O bairro cresceu e se tornou modelo para as demais colônias italianas no Paraná, já no século 20. Em 1904, fruto da religiosidade comunitária, inaugurava-se a primeira igreja. Durante as duas guerras mundiais, italianos e descendentes passaram a ser vítimas do preconceito, perseguidos pela política nacionalista, juntamente com alemães e japoneses que, de 1939 a 1945, formavam o chamado Eixo.
Túlio, Toaldo, Boscardin e Zonato, entre outros, são sobrenomes históricos no bairro que há bom tempo é um obrigatório endereço da gastronomia com raízes italianas em Curitiba. Vem do fim da década de 1940 a instalação dos restaurantes servindo comida italiana, às margens da então empoeirada Avenida Manoel Ribas que levava ao festivo bairro celebrante da Festa da Uva e escolha da Rainha da Uva.

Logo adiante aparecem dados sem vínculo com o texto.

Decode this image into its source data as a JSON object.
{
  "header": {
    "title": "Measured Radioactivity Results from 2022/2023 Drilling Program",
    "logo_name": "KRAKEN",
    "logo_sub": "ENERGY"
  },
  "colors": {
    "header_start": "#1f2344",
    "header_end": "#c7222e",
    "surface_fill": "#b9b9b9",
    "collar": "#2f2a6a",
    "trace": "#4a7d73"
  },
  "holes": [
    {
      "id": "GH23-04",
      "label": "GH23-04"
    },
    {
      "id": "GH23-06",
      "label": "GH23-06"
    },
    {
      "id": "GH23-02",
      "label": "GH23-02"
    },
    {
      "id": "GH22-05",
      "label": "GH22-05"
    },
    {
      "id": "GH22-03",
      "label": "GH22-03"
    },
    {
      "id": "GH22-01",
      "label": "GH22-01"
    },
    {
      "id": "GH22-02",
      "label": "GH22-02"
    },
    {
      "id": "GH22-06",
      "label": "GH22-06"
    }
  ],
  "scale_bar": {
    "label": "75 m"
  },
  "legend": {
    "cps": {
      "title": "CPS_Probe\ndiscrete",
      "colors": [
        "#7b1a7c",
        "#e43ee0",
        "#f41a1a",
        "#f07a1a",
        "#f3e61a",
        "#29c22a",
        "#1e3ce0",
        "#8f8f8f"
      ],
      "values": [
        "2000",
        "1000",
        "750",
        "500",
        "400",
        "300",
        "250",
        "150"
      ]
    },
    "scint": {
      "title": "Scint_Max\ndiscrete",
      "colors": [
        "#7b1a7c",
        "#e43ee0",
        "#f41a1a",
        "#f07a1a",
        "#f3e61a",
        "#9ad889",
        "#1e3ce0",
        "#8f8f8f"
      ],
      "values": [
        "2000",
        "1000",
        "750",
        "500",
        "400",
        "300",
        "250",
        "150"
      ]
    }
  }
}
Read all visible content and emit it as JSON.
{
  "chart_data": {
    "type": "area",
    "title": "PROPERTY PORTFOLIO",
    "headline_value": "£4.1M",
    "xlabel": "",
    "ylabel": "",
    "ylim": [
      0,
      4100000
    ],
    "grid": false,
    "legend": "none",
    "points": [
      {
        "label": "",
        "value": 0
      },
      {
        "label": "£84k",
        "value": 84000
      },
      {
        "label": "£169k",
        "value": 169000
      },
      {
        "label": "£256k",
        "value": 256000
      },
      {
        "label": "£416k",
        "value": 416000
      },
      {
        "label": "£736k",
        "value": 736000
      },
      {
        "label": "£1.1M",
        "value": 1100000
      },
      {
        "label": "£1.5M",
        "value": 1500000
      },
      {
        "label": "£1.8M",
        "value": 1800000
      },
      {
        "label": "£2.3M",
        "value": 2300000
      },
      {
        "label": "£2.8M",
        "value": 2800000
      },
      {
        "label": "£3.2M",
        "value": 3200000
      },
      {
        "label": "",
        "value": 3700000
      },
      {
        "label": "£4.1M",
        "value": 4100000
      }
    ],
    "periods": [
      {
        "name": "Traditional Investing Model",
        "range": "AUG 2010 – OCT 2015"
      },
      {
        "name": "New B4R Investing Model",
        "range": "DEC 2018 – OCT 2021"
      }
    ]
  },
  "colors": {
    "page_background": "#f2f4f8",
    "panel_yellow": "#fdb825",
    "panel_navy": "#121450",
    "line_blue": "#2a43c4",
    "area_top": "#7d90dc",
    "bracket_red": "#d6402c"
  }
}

Vai longe em que os carroções tracionados por parelhas de cavalos traziam os colonos de Santa Felicidade ao centro da cidade para a venda de hortifrutigranjeiros junto ao bebedouro até hoje instalado no Setor Histórico. Em 1995, quando modernidade e tecnologia trocaram as carroças por veículos, o bairro perdeu dona Ermínia Perucci, aos 80 anos, a última a resistir ao progresso e, diariamente, trazer os hortifrutis em sua carroça ao centro. Morreu quando um ônibus atingiu a carroça, deixando órfãs gerações que testemunharam a criação em dezembro de 1988, da Bocca Maledetta, versão no bairro da histórica Boca Maldita, criada em 1957 no centro curitibano.
*Raul Urban é jornalista, escritor, memorialista, pesquisador da memória histórica e ligado à área do transporte multimodal integrado e colaborador do Mural do Paraná.